Qui serait concerné si cela était intégré ?

Directement, les personnes qui travaillent sur l'intégration SoC : chaînes caméra, compositeurs XR, fusion de capteurs, déport audio, tout contexte où un tampon est produit par un processeur de la puce et consommé par un autre. Indirectement, quiconque maintient un board support package pour un SoC ARM, puisque l'alternative actuelle est une tuyauterie de synchronisation par fournisseur qu'il faut porter et maintenir séparément. Le point intéressant est la présentation comme cadre indépendant du SoC. Si MediaTek, NXP, Rockchip ou un autre acteur à l'architecture comparable l'adopte, le gain est une abstraction unique entre fournisseurs plutôt qu'un cadre fournisseur de plus dans l'arbre. Si personne d'autre ne l'adopte, le dossier pour le porter dans le noyau devient beaucoup plus faible, et les relecteurs le diront.

Que devient une RFC de ce type ensuite ?

En général une longue conversation. Une RFC publiée sur les listes du noyau est une demande d'orientation plutôt qu'une candidature à l'intégration, et une proposition qui traverse les frontières de sous-systèmes exige l'accord de plus d'un mainteneur.

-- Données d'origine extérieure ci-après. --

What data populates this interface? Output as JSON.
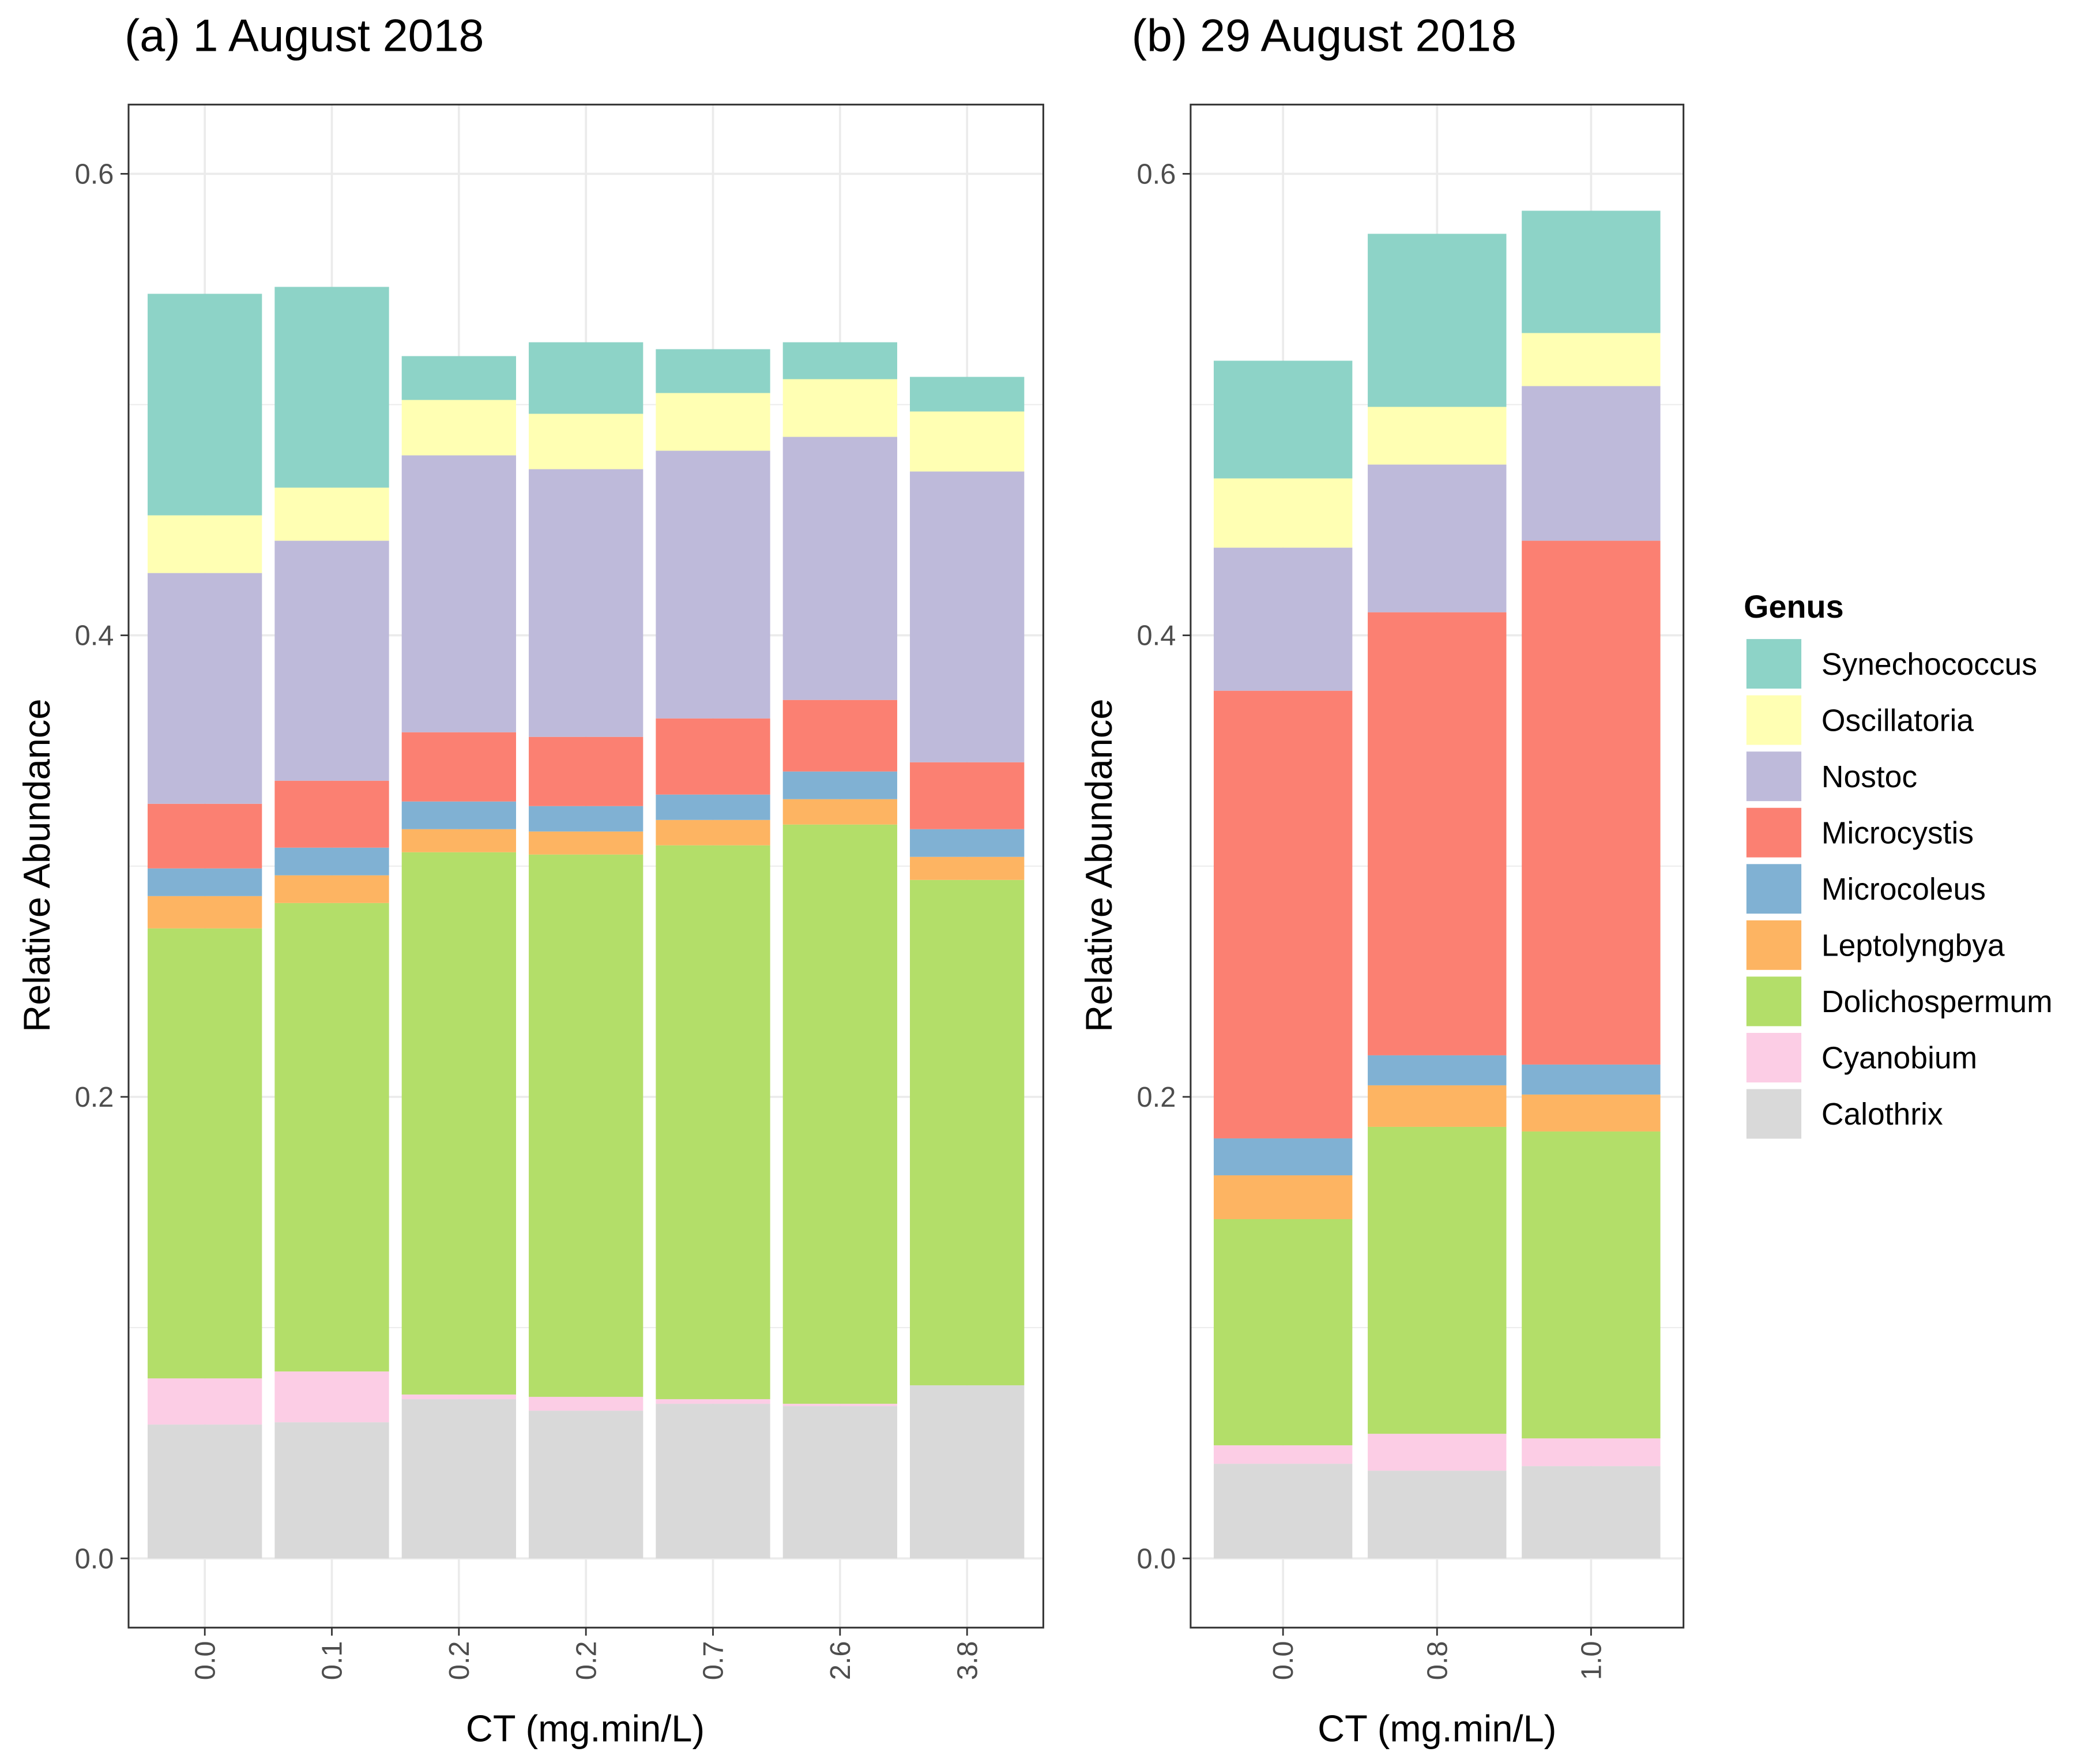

Les points de discussion probables sont prévisibles : faut-il un nouveau cadre ou une extension de l'infrastructure dma-fence et sync_file existante, l'interface exposée à l'espace utilisateur est-elle assez stable pour devenir un engagement d'ABI, comment fonctionne le modèle de sûreté quand une fence peut être signalée par du firmware que le noyau ne contrôle pas, et un second fournisseur est-il intéressé. Attendez plusieurs révisions sur des mois plutôt que des semaines. Les cadres noyau qui touchent plusieurs sous-systèmes aboutissent rarement du premier coup, et ceux qui y parviennent sont en général arrivés avec un comainteneur d'une autre entreprise.